A 2013 cover story by Dan McQuade, "Fifty Shades of Orange," described the growth of fan-written erotica about Philadelphia Flyers players. In the column "Ask Papa" - a literary twist on "Dear Abby" - writer Alli Katz answered reader questions by channeling the wisdom of Ernest Hemingway.

"It was like central casting of your little group of Bohemians putting out a weekly newspaper," said novelist and former City Paper freelancer Scott Huler. He said one of his fondest memories at the weekly is his June 1999 cover story, "Waxing My Girl."

City Paper's decline in the face of increasing digital competition happened despite an aggressive approach to the Internet. Before he sold the paper in 1996, Schimmel put all of its content online.

"The people who put us in business put us out of business," Schimmel said of the digital audience.

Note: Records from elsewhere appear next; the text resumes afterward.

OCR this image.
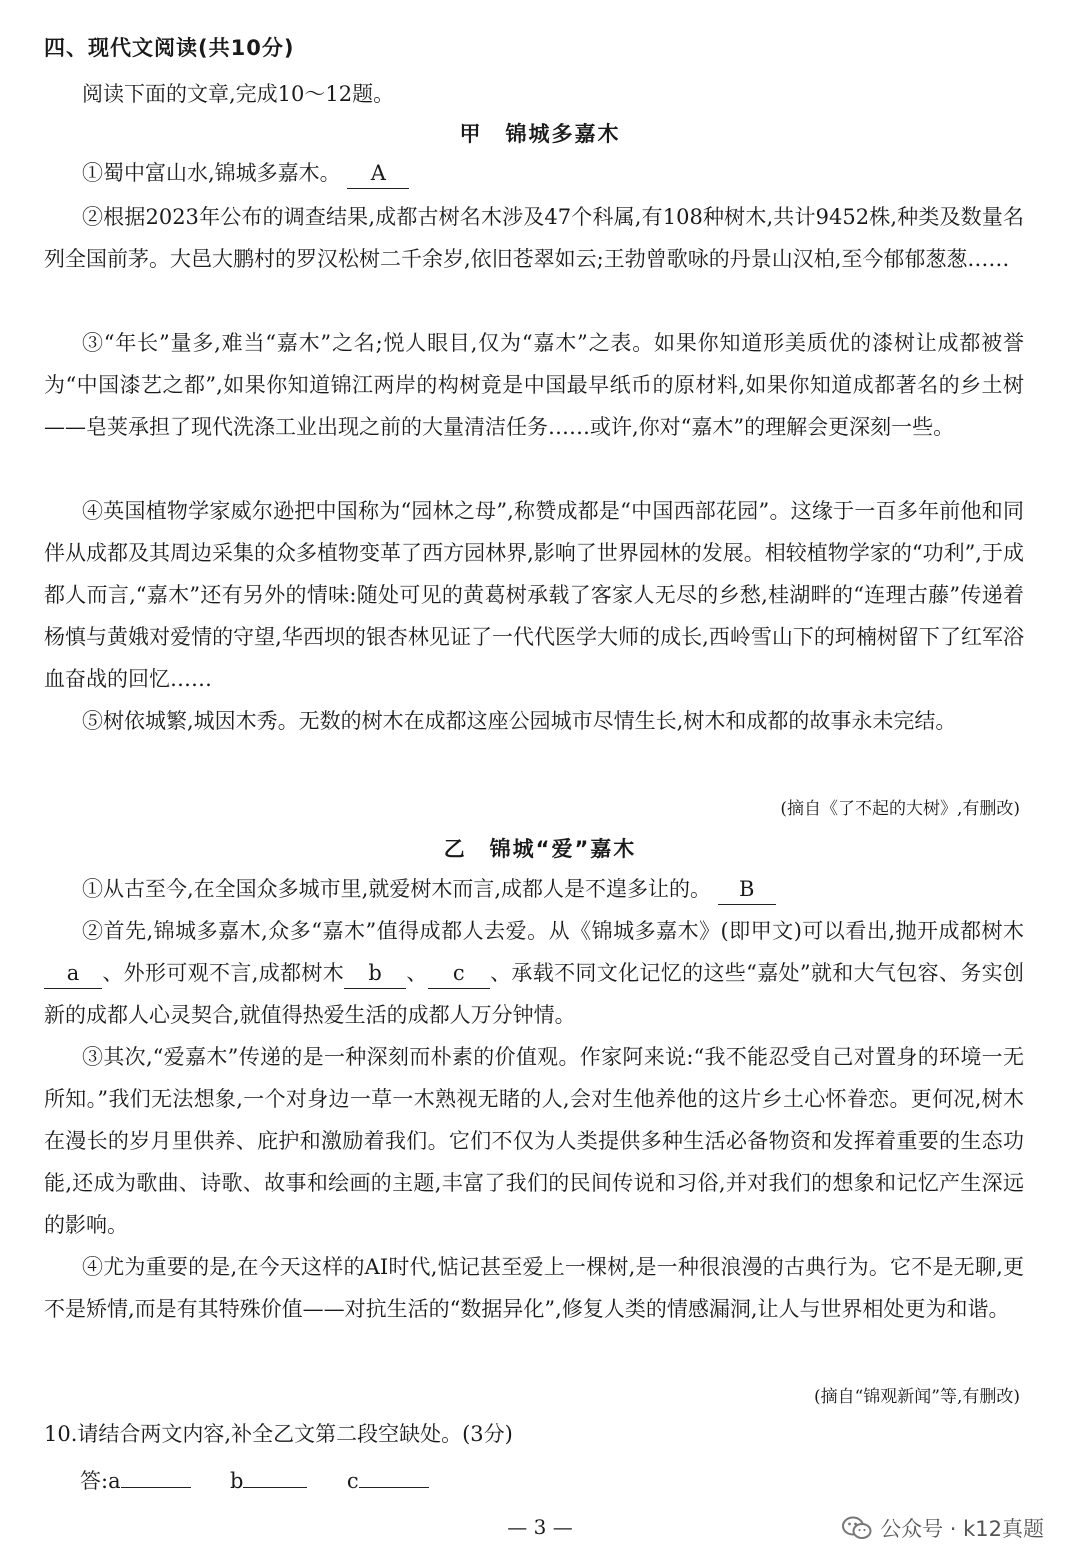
四、现代文阅读(共10分)
阅读下面的文章,完成10～12题。
甲　锦城多嘉木
①蜀中富山水,锦城多嘉木。 A
②根据2023年公布的调查结果,成都古树名木涉及47个科属,有108种树木,共计9452株,种类及数量名列全国前茅。大邑大鹏村的罗汉松树二千余岁,依旧苍翠如云;王勃曾歌咏的丹景山汉柏,至今郁郁葱葱……
③“年长”量多,难当“嘉木”之名;悦人眼目,仅为“嘉木”之表。如果你知道形美质优的漆树让成都被誉为“中国漆艺之都”,如果你知道锦江两岸的构树竟是中国最早纸币的原材料,如果你知道成都著名的乡土树——皂荚承担了现代洗涤工业出现之前的大量清洁任务……或许,你对“嘉木”的理解会更深刻一些。
④英国植物学家威尔逊把中国称为“园林之母”,称赞成都是“中国西部花园”。这缘于一百多年前他和同伴从成都及其周边采集的众多植物变革了西方园林界,影响了世界园林的发展。相较植物学家的“功利”,于成都人而言,“嘉木”还有另外的情味:随处可见的黄葛树承载了客家人无尽的乡愁,桂湖畔的“连理古藤”传递着杨慎与黄娥对爱情的守望,华西坝的银杏林见证了一代代医学大师的成长,西岭雪山下的珂楠树留下了红军浴血奋战的回忆……
⑤树依城繁,城因木秀。无数的树木在成都这座公园城市尽情生长,树木和成都的故事永未完结。
(摘自《了不起的大树》,有删改)
乙　锦城“爱”嘉木
①从古至今,在全国众多城市里,就爱树木而言,成都人是不遑多让的。 B
②首先,锦城多嘉木,众多“嘉木”值得成都人去爱。从《锦城多嘉木》(即甲文)可以看出,抛开成都树木a 、外形可观不言,成都树木 b 、 c 、承载不同文化记忆的这些“嘉处”就和大气包容、务实创新的成都人心灵契合,就值得热爱生活的成都人万分钟情。
③其次,“爱嘉木”传递的是一种深刻而朴素的价值观。作家阿来说:“我不能忍受自己对置身的环境一无所知。”我们无法想象,一个对身边一草一木熟视无睹的人,会对生他养他的这片乡土心怀眷恋。更何况,树木在漫长的岁月里供养、庇护和激励着我们。它们不仅为人类提供多种生活必备物资和发挥着重要的生态功能,还成为歌曲、诗歌、故事和绘画的主题,丰富了我们的民间传说和习俗,并对我们的想象和记忆产生深远的影响。
④尤为重要的是,在今天这样的AI时代,惦记甚至爱上一棵树,是一种很浪漫的古典行为。它不是无聊,更不是矫情,而是有其特殊价值——对抗生活的“数据异化”,修复人类的情感漏洞,让人与世界相处更为和谐。
(摘自“锦观新闻”等,有删改)
10.请结合两文内容,补全乙文第二段空缺处。(3分)
答:a	b	c
— 3 —	公众号 · k12真题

Schimmel and Altman both laid a large portion of blame on Craigslist, which took away print newspapers' key source of revenue: classified ads.

"All of our peers are on their way to dying or dead," Schimmel said.

But City Paper isn't going out without the last laugh. Its online article about its Oct. 8 demise appeared alongside a flier found on the street by a staffer. It said:

October 7, 2015, will be the end of the world.